Complex degenerative and inflammatory processes of the central nervous system (CNS) often feature certain lymphocytic infiltrates and changes, which are felt to be involved in visual image alterations correlating with damage of myelin and nerve tissues per se. Changes are thought to be associated with autoimmune and degenerative disorders within the CNS often are demonstrated by changes on magnetic resource imaging (with and without contrast). These imaging changes have proven to demonstrate specific and progressive changes which may be correlated with failure of myelination resulting in a wide variety of non-functional clinical states and symptoms.
Such entities, including stroke, traumatic brain injuries (TBI), complex regional pain syndromes (CRPS), and tumors often present chronic and persistent disabilities. Use of quality imaging and interpretation is considered of great value to patient management. Progression and severity can now be accurately tracked utilizing the novel diagnostic software where detailed locations, volumetric analytics, lesion regression-progression monitoring etc. are available. Traditional interpretations are often tedious, and result in highly variable, and may provide incomplete comparative reporting. Inconsistent findings can result in limited or only moderately effective diagnostics using imaging interpretation by highly trained imaging specialists. The issue of standardization, depth, quality consistent interpretation and provision of such detail is an expensive and elusive challenge, making comparatives and interpretation somewhat limited.
Time consumption, limited accuracy, and costs of serial MRI segmented/subsegmented analytics make very detailed, accurate neuroradiological interpretations almost impossible to standardize. Frequently different imaging specialist are often used for examining serial studies, thereby potentially magnifying potential variables. Use of a new, highly sophisticated, software helps resolve many issues, including taking manual (human) interpretation out of potential bias or different interpreters, while providing serial ability to track lesion and volumetric analysis in evaluation and management of these progressive and often debilitating circumstances. This paper intends to introduce this European technological advance to the North American and world marketplace, where few have seen the opportunity to take advantage of this software technology, and gain the opportunity to standard interpretations from a diagnostic and ongoing management standpoint.
Keywords: brain MRI, neurological disorders, neurological degeneration, MS, TBI, Stroke, parkinson’s, dementia, alzheimer’s, CRPR
As example, we present use of the PIXYL software in a case of Multiple Sclerosis (MS), a frequently occurring inflammatory, demyelinating, and autoimmune disorder of the CNS.1–3 Specifically, white matter tracts are involved, including cerebral, infra-tentorial, and spinal cord area. Lesions, referred to as “plaques” are often visible on MRI (with and without contrast), and pose a challenge to diagnosis, interpret, or track effects of medications or cellular-based therapies4,5 (Figure 1) (Figure 2).

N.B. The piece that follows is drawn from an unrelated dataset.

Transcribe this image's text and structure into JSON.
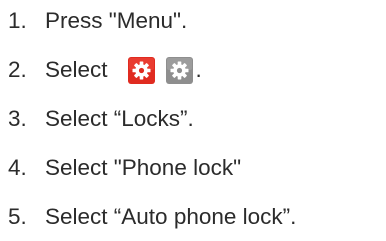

MRI has revolutionized the diagnosis and monitoring of such patients. Its sensitivity and interpretations are enhanced with use of contrast media, making early evaluations in patient’s even with a single episode of neurologic impairment who do not meet the clinical criteria for diagnosis.6 Use of 3-dimensional (3-D), T2* weighted, gradient-echo ((T2*GRE) and white matter-attenuated, turbo-field-echo (TFE) sequences at 7T field strength is very effective at recording most cortical lesions.7 MRI contrast use helps identify variations reflecting alterations in brain iron and myelin.8,9
Inflammation and breakdown of blood-brain barrier occurs in MS lesions, leading to changes in extravascular fluid produces hyper-intensity of the T2-weighted images, reported as hyper-intense white matter lesions. T1-weighted images are seen as dark (hypo-intense) images caused by tissue with more water, while high fat content (white matter) and appear bright. Newer MRI pulse sequences and techniques, such as fluid-attenuated inversion recovery (FLAIR), uses a heavily T2-weighted technique which dampens the ventricular cerebrospinal fluid (CSF) (i.e., free-water). This leaves brain parenchymal lesions (e.g., plaques of MS), leaving the CSF appearance as black. The PIXYL software algorithms are capable of interpretations using these modalities, with accuracy that rivals, or may exceed, manual readings. When comparing a series of MRI in the same patient, this is a huge time-saver and cost effective means of tracking. For those clinical trial investigators who are neither expert in reading, nor radiologically back grounded, this is considered a major contribution.
We present the process as a preliminary example of our clinical trial (NCT #02939859) wherein we have been tracking the safety and efficacy of use on autologous stem/stromal cell therapy derived by processing adipose tissue complex to isolate and concentrate its cellular stromal vascular fraction (CSVF). After concentration, these cells are suspended in sterile Normal Saline and delivered via intravascular route. With recognition of certain capabilities of the adipose-derived CSVF, including potentially important immune modulation and inflammatory modulation properties, the trial was established to explore potential advantages of uses of autologous, CSVF in neurodegenerative-related clinical problems. In the face of the disorders not being effectively dealt with using traditional pharmacological products, very expensive medications, and a variety of unacceptable side effects10,11 (Figure 3).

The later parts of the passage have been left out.